An art gallery in Scotland has been attacked by the church after an exhibition inviting people to write messages on a Bible was met with “abuse” and “obscenity”, including one person writing “f*** the bible”.
The exhibition was created by artists Anthony Schrag and David Malone, in association with organisations representing gay Christians and Muslims.
Held at the Gallery of Modern Art in Glasgow, the idea was originally proposed by the Metropolitan Community Church as a way to “reclaim the Bible as a sacred text.”
The church itself had suggested the “interactive” Bible and pens, which included a message saying: “If you feel you have been excluded from the Bible, please write your way back into it”.

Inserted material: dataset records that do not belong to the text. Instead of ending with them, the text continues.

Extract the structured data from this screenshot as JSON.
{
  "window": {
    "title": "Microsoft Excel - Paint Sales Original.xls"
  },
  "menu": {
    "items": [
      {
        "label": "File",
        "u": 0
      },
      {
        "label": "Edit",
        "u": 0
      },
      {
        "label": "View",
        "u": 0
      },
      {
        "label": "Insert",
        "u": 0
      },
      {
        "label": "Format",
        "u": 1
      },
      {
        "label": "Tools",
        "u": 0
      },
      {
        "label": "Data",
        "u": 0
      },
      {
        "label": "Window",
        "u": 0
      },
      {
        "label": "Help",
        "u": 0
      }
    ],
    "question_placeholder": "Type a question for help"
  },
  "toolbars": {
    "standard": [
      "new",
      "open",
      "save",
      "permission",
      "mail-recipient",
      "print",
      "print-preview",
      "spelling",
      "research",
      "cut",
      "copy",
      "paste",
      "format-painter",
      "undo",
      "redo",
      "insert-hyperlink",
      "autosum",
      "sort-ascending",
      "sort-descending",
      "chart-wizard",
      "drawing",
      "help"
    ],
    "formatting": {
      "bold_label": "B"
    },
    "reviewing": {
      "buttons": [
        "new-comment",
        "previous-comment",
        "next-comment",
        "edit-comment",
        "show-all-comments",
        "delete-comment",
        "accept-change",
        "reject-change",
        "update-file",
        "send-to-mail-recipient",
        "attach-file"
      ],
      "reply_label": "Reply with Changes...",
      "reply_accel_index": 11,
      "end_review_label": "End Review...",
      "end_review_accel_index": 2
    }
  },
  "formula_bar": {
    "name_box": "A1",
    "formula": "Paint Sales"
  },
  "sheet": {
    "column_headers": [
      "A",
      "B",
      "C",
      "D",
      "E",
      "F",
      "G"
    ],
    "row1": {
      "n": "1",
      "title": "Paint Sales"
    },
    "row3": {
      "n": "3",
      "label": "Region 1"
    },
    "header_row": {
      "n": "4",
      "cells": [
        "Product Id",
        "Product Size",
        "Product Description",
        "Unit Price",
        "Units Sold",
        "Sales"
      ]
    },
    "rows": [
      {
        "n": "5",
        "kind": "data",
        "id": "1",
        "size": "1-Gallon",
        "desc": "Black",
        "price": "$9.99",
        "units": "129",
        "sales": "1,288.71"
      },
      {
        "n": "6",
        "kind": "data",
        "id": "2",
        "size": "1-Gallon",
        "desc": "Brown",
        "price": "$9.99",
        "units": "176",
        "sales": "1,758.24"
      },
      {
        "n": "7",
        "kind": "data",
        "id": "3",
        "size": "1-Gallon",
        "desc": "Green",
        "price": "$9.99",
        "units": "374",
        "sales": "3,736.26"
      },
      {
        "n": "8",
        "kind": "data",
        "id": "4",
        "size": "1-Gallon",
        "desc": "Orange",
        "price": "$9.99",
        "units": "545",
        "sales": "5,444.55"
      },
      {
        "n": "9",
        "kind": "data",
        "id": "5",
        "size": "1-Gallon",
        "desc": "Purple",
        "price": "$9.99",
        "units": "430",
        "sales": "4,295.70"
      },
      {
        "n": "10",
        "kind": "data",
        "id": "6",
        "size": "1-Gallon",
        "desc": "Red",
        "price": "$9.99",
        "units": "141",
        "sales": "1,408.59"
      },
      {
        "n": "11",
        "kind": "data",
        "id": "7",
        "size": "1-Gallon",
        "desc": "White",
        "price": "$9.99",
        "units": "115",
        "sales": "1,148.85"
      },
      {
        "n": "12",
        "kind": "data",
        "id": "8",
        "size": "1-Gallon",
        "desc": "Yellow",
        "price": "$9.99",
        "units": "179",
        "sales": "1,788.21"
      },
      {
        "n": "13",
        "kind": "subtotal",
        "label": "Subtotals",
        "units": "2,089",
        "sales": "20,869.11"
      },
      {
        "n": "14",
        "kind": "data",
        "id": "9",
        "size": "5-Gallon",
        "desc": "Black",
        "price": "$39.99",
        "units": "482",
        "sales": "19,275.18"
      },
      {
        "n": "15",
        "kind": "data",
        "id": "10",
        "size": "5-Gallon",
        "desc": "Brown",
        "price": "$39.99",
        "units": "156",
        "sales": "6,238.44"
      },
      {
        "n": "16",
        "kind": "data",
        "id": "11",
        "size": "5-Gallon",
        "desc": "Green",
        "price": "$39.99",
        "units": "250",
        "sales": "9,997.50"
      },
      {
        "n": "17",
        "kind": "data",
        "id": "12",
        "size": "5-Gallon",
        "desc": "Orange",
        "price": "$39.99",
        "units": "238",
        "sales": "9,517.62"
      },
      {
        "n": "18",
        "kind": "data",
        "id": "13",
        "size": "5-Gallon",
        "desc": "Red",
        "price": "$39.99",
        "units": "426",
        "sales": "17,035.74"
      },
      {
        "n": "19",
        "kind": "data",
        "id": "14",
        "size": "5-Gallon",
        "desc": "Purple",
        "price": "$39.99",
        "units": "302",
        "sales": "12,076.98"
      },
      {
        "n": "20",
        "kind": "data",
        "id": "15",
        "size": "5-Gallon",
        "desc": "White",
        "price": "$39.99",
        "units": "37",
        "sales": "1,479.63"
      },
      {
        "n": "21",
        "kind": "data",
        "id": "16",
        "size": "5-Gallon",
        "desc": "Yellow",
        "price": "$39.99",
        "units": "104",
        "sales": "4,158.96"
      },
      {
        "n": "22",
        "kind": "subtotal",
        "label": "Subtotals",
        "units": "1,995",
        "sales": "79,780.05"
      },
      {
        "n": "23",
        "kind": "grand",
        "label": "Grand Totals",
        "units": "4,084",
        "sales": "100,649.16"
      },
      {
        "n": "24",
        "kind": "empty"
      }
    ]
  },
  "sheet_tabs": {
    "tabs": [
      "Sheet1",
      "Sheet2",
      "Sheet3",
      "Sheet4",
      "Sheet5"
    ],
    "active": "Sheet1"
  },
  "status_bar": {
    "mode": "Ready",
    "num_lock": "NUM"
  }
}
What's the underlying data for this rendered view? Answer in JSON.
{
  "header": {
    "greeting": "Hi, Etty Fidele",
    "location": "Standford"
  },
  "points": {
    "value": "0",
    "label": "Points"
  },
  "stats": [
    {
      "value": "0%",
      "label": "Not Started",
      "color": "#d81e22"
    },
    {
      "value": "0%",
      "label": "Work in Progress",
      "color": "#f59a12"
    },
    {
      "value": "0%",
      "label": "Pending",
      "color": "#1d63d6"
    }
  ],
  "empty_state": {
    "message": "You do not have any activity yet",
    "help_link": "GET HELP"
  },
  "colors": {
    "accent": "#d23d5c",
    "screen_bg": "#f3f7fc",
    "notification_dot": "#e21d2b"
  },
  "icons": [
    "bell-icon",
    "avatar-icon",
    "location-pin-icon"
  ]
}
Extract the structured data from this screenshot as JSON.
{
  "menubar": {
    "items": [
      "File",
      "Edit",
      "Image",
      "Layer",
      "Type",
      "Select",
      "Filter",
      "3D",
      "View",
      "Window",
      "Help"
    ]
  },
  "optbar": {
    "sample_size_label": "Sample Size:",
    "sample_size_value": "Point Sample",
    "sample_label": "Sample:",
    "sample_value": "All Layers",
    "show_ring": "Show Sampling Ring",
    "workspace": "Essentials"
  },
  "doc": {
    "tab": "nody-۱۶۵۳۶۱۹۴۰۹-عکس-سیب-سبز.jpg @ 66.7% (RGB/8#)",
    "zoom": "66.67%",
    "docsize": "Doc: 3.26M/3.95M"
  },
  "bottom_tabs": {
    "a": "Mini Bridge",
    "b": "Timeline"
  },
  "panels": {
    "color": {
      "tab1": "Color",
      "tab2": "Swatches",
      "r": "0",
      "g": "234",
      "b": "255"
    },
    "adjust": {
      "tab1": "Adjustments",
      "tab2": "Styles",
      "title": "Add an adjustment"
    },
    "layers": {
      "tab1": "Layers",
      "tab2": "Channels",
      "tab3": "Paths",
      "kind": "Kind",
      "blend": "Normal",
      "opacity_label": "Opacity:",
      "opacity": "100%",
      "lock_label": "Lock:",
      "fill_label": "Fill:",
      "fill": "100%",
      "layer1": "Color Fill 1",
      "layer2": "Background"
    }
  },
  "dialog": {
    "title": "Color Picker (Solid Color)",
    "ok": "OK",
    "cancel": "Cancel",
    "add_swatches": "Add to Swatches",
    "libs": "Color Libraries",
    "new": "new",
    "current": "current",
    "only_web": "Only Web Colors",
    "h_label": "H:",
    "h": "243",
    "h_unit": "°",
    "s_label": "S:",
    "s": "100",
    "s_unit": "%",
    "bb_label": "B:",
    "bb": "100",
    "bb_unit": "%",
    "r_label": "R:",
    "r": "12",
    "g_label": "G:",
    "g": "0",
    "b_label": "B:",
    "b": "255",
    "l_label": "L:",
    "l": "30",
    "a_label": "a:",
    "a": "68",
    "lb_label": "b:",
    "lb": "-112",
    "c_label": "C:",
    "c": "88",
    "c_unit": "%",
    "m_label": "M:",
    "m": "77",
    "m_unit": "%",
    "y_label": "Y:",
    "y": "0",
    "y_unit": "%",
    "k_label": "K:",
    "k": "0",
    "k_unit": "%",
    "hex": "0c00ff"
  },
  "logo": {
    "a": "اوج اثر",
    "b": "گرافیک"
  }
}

But the group was shocked when visitors left such comments as “This is all sexist pish, so disregard it all.”
One contributor wrote on the first page of the Book of Genesis: “I am Bi, Female & Proud. I want no god who is disappointed in this.”
Jane Clarke, a minister of the community church, said that she regretted the insults.
Speaking to The Times, she said: “The Bible should never be used like that. It was our intention to reclaim it as a sacred text.”
While the exhibition’s supporters insist that it promotes “inclusivity” and should break down the barriers between religion and the LGBT community, most contributors have, instead, spoken out with their views.
The producers of the exhibition, called ‘Untitled 2009’, have said that the most offensive messages will be removed.
Mr Schrag said: “Any offensive things that have been written are not the point of the work.”
He added: “It was an open gesture. Are those who say they are upset offended by the things that people write, or just by the very notion that someone should write on a Bible?”
He defended the work, stating: “If we are to open up the Bible for discussion, surely we have to invite people to speak out. Art allows us to discuss difficult things.”
Another feature of the exhibition involved a video of a performance artist, Roxanne Claxton, tearing out pages of the Bible and stuffing them into her bra, knickers and mouth.
The film was called “the word as power”.
Mr Schrag said: “Roxanne gave a performance where she ate a Bible and it became part of her.”
A spokesman for the Church of Scotland said it condemned any sacrilegious act and stated: “We would discourage anyone from defacing the Bible.”